24 October 2016 The four month long day

Early Monday morning we saw the last sunset of 2016, at 1:26 am, followed shortly by the last sunrise of 2016, at 1:46 am. While in principle I am in favor of endless sunshine, it's also a little baffling to think that the next sunset won't happen until February 16, 2017, almost four months from now. How is this possible? It's actually an aspect of life in the Earth's polar regions and it's all due to the relationship between the planet's orbit around the sun, its angle of tilt, and the latitude where the people observing all of this are standing.

In order to understand how this all works out, we need to think about circles. The Earth itself orbits the sun in an elliptical orbit which takes slightly more than 365 days to complete. At the end of each orbit, it returns to the same position in space relative to the sun. The imaginary circle around the center of the Earth which falls in line with its rotation is the equator. Its halfway in between the southern end - the South Pole - and the northern end - the North Pole. Standing at the equator, you would expect to see 12 hours of daylight and 12 hours of darkness as the planet rotates through 360 degrees in 24 hours. That is, you would expect to see this IF Earth's axis of rotation (the imaginary line drawn through the Earth between the poles, around which the planet rotates) was perpendicular to its path through space (its orbit). Earth's axis of rotation is actually 23.5 degrees offset from its orbital path; in other words, its got quite a bit of tilt to it. This sounds scary and unstable, but its actually what gives us the seasons. As Earth moves through its annual orbit, the side tilted slightly toward the sun experiences the long days and short nights of summer, and the side facing away experiences winter. Because of this tilt, the farther away an observer moves from the equator, the longer the day length they experience in summer and the shorter in winter.

The distance from the equator is measured in degrees of "latitude," and is described in terms of a circle of 360 degrees, with zero degrees being the equator. Move between the equator and the North Pole and you've traveled 90 degrees of latitude (360 degrees of the circle divided by four) and there is no more "north" to go. The same is true for traveling to the South Pole. If you travel between the North and South Poles, you've traveled 2 x 90 = 180 degrees; halfway around the imaginary circle that runs across both poles. Because Earth is tilted about 23.5 degrees, the pole facing the sun at a particular time of year sees much more sunlight. In fact, if you draw an imaginary circle of latitude at about 66.5 degrees (north or south), an observer standing anywhere on that circle could expect to see the sun above the horizon for at least 24 hours once each year. It just so happens that 90 degrees (the distance between the pole and equator) minus 23.5 degrees (Earth's angle of tilt) equals 66.5 degrees.

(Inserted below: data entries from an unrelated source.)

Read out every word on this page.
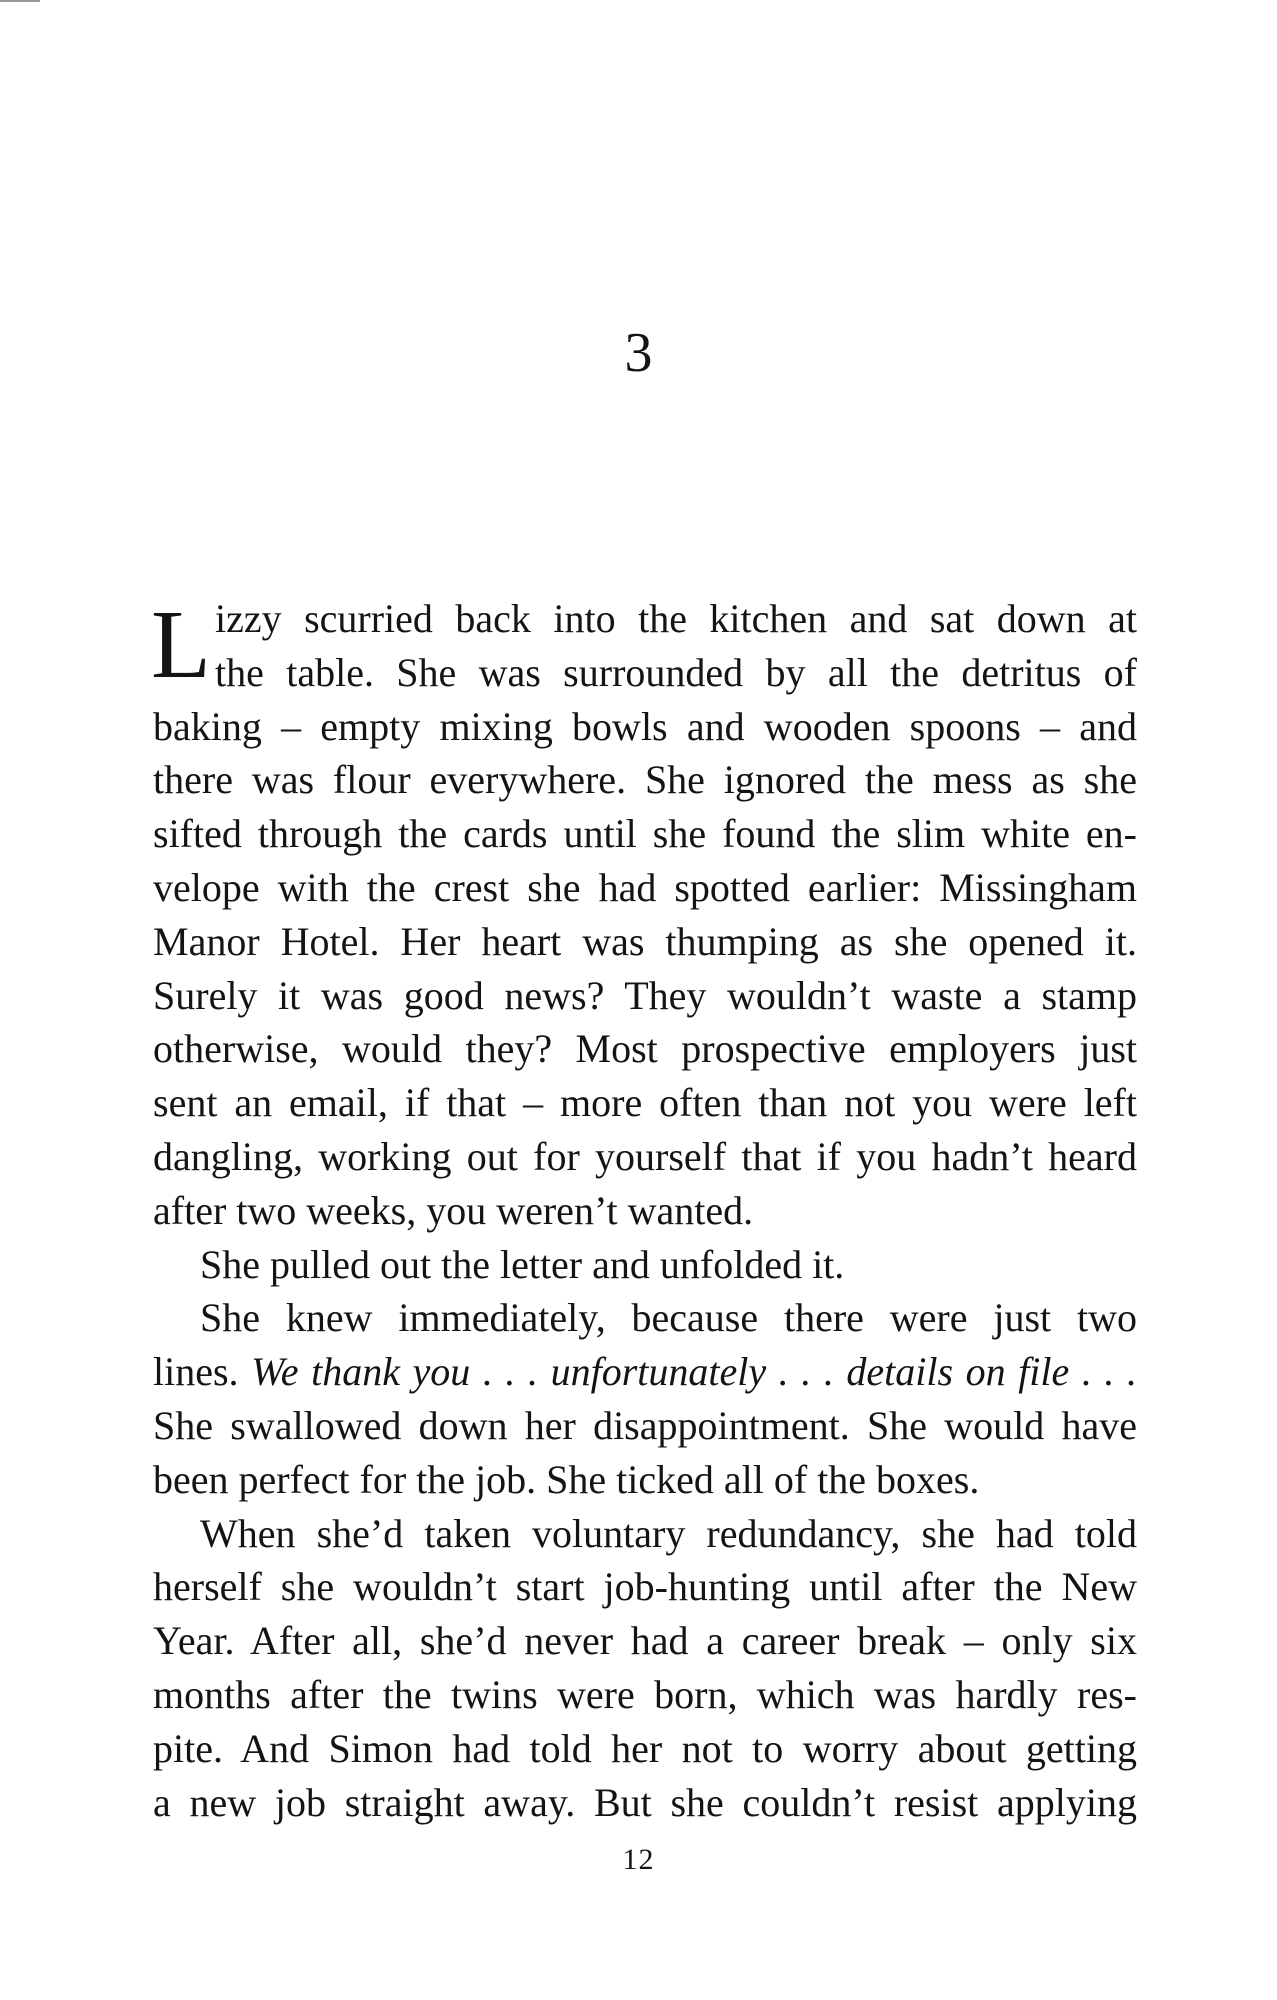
3
L izzy scurried back into the kitchen and sat down at
the table. She was surrounded by all the detritus of
baking – empty mixing bowls and wooden spoons – and
there was flour everywhere. She ignored the mess as she
sifted through the cards until she found the slim white en-
velope with the crest she had spotted earlier: Missingham
Manor Hotel. Her heart was thumping as she opened it.
Surely it was good news? They wouldn’t waste a stamp
otherwise, would they? Most prospective employers just
sent an email, if that – more often than not you were left
dangling, working out for yourself that if you hadn’t heard
after two weeks, you weren’t wanted.
She pulled out the letter and unfolded it.
She knew immediately, because there were just two
lines. We thank you . . . unfortunately . . . details on file . . .
She swallowed down her disappointment. She would have
been perfect for the job. She ticked all of the boxes.
When she’d taken voluntary redundancy, she had told
herself she wouldn’t start job-hunting until after the New
Year. After all, she’d never had a career break – only six
months after the twins were born, which was hardly res-
pite. And Simon had told her not to worry about getting
a new job straight away. But she couldn’t resist applying
12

Almost all of the continent of Antarctica falls inside the imaginary circle drawn on a globe at about 66.5 degrees south latitude known as the "Antarctic Circle." The farther inside the Antarctic circle, the higher your latitude and the greater your amount of sunlight in summer. McMurdo Station lies at 77.8 degrees South, so as early as late October, the station experiences 24 hours of daylight as the sun traces the horizon all day long. In the southern hemisphere, summer is rapidly approaching and the long daylight hours will bring relative warmth as well as big changes for the organisms and people that live here.